Given a table of half-open unix timestamp intervals at microsecond precision [start_time_us; stop_time_us):
CREATE TABLE interval(
start_time_us INTEGER NOT NULL,
stop_time_us INTEGER NOT NULL
);
I want to select intervals which intersect a given query interval [:start_time_us, :stop_time_us):
SELECT * FROM interval
WHERE start_time_us < :stop_time_us
AND :start_time_us < stop_time_us
ORDER BY start_time_us;
Trying to make it go fast, I create these covering indices:
CREATE INDEX interval_start_idx
ON interval(start_time_us, stop_time_us);
CREATE INDEX interval_stop_idx
ON interval(stop_time_us, start_time_us);
However, if I EXPLAIN QUERY PLAN
the above query, I get:
QUERY PLAN
`--SEARCH interval USING INDEX interval_start_idx (start_time_us<?)
Which, as I understand it, means that SQLite will iterate rows of the interval_start_idx
index B-tree from the beginning while start_time_us < :stop_time_us
, returning only rows which have :start_time_us < stop_time_us
. Which will, on average, iterate half the B-tree, which is O(N), which is too slow.
On reflection it makes sense, since to make use of the second index and iterate only the required section of the B-tree, SQLite needs to know that start_time_us < stop_time_us
for every row.

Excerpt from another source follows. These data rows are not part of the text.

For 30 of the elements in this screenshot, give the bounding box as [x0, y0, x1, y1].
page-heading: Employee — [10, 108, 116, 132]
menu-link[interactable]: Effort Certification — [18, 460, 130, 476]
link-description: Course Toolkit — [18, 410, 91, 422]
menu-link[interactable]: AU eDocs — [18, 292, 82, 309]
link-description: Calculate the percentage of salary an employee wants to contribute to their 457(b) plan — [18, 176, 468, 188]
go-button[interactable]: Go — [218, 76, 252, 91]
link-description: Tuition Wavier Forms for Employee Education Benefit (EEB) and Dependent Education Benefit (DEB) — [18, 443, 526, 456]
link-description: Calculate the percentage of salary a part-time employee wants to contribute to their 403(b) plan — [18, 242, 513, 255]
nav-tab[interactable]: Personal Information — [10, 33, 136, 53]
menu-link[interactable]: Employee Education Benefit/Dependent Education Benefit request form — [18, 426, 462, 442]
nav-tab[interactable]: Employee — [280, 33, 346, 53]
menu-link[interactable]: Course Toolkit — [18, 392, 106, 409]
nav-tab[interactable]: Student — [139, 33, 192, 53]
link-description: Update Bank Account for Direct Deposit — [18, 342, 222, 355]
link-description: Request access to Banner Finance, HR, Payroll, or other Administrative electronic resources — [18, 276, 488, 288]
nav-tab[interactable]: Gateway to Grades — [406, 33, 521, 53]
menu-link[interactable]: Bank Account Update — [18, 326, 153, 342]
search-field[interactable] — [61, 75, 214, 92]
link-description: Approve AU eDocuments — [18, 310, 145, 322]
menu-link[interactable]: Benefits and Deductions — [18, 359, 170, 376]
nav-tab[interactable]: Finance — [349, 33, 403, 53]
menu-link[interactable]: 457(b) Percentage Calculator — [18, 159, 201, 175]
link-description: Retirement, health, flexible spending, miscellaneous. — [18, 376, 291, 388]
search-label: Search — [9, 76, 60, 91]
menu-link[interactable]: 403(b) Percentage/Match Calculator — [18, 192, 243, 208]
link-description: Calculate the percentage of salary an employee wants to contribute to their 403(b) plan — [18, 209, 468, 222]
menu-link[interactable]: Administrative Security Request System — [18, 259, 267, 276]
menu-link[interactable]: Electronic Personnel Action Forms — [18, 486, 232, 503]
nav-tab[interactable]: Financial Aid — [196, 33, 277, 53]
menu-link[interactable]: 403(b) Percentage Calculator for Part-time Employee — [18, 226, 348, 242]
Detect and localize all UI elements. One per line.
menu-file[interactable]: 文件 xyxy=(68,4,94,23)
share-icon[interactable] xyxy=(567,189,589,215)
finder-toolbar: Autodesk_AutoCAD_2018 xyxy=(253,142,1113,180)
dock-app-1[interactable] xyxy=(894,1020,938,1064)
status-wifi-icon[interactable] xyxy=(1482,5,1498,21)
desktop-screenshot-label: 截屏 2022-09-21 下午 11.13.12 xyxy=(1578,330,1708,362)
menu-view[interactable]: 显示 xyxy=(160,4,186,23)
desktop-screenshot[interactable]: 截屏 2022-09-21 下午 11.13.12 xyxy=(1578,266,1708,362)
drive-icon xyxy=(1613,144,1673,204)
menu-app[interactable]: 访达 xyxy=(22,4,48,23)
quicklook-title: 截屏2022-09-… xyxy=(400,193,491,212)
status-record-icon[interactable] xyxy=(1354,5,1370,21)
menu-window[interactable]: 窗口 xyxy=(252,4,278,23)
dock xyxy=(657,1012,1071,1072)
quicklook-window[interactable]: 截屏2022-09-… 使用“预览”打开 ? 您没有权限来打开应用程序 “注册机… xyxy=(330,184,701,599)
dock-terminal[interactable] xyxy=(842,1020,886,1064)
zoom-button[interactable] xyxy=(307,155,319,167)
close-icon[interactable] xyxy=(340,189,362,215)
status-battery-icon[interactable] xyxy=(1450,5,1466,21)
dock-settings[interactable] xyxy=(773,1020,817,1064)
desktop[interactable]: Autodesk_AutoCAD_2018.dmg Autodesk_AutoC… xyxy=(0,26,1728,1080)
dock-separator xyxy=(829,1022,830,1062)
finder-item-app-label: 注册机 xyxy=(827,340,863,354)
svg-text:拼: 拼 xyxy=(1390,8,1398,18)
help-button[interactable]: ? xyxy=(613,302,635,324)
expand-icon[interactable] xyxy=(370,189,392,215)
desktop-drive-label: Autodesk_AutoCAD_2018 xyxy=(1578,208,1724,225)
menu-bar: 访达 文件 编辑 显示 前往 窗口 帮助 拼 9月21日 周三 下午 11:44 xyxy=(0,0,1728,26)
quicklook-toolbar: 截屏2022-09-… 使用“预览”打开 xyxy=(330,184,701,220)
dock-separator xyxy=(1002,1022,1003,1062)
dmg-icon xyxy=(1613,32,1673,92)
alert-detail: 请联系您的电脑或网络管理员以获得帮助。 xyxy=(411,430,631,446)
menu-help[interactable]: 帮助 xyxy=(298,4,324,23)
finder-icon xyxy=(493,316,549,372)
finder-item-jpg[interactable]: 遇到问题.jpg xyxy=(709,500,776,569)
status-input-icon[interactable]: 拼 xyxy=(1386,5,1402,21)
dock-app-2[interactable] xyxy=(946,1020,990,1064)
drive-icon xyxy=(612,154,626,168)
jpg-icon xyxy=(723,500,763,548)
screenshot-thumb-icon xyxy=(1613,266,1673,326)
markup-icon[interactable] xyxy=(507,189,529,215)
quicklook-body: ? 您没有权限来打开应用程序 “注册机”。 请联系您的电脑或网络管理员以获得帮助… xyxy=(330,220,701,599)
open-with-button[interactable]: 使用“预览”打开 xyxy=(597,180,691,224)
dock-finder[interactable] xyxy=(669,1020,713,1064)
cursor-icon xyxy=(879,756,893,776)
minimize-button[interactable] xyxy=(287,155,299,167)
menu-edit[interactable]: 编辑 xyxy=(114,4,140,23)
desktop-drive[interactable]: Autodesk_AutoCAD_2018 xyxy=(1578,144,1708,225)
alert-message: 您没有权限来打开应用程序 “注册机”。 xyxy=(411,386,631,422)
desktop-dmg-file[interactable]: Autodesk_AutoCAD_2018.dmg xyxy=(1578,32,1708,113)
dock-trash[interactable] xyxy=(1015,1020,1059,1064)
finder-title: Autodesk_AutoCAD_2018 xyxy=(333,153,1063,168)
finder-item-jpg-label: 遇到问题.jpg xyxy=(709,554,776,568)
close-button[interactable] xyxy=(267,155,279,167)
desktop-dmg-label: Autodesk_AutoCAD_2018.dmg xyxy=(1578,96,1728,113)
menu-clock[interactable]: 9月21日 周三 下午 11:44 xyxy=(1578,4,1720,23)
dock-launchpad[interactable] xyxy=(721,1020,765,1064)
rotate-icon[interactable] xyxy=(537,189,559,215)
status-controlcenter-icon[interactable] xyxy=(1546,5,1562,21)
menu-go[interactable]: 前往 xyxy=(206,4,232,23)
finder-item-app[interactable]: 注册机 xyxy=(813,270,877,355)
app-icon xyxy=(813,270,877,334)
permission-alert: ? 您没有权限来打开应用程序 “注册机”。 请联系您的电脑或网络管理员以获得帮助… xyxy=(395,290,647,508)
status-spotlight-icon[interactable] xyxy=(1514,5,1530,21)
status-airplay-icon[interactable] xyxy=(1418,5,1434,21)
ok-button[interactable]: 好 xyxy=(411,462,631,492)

And even if it did know this (e.g. from a CHECK
constraint), it's not smart enough to figure such an optimization out.
I can translate from one index to another in a subquery:
SELECT * FROM interval
WHERE
(
SELECT start_time_us
FROM interval
WHERE :start_time_us < stop_time_us
ORDER BY stop_time_us
LIMIT 1
) <= start_time_us
AND start_time_us < :stop_time_us
ORDER BY start_time_us;
Which produces:
QUERY PLAN
|--SEARCH interval USING INDEX idx_interval_start (start_time_us>? AND start_time_us<?)
`--SCALAR SUBQUERY 1
`--SEARCH interval USING INDEX idx_interval_stop (stop_time_us>?)
But it's only correct for non-overlapping intervals.
How can I do this in logarithmic time?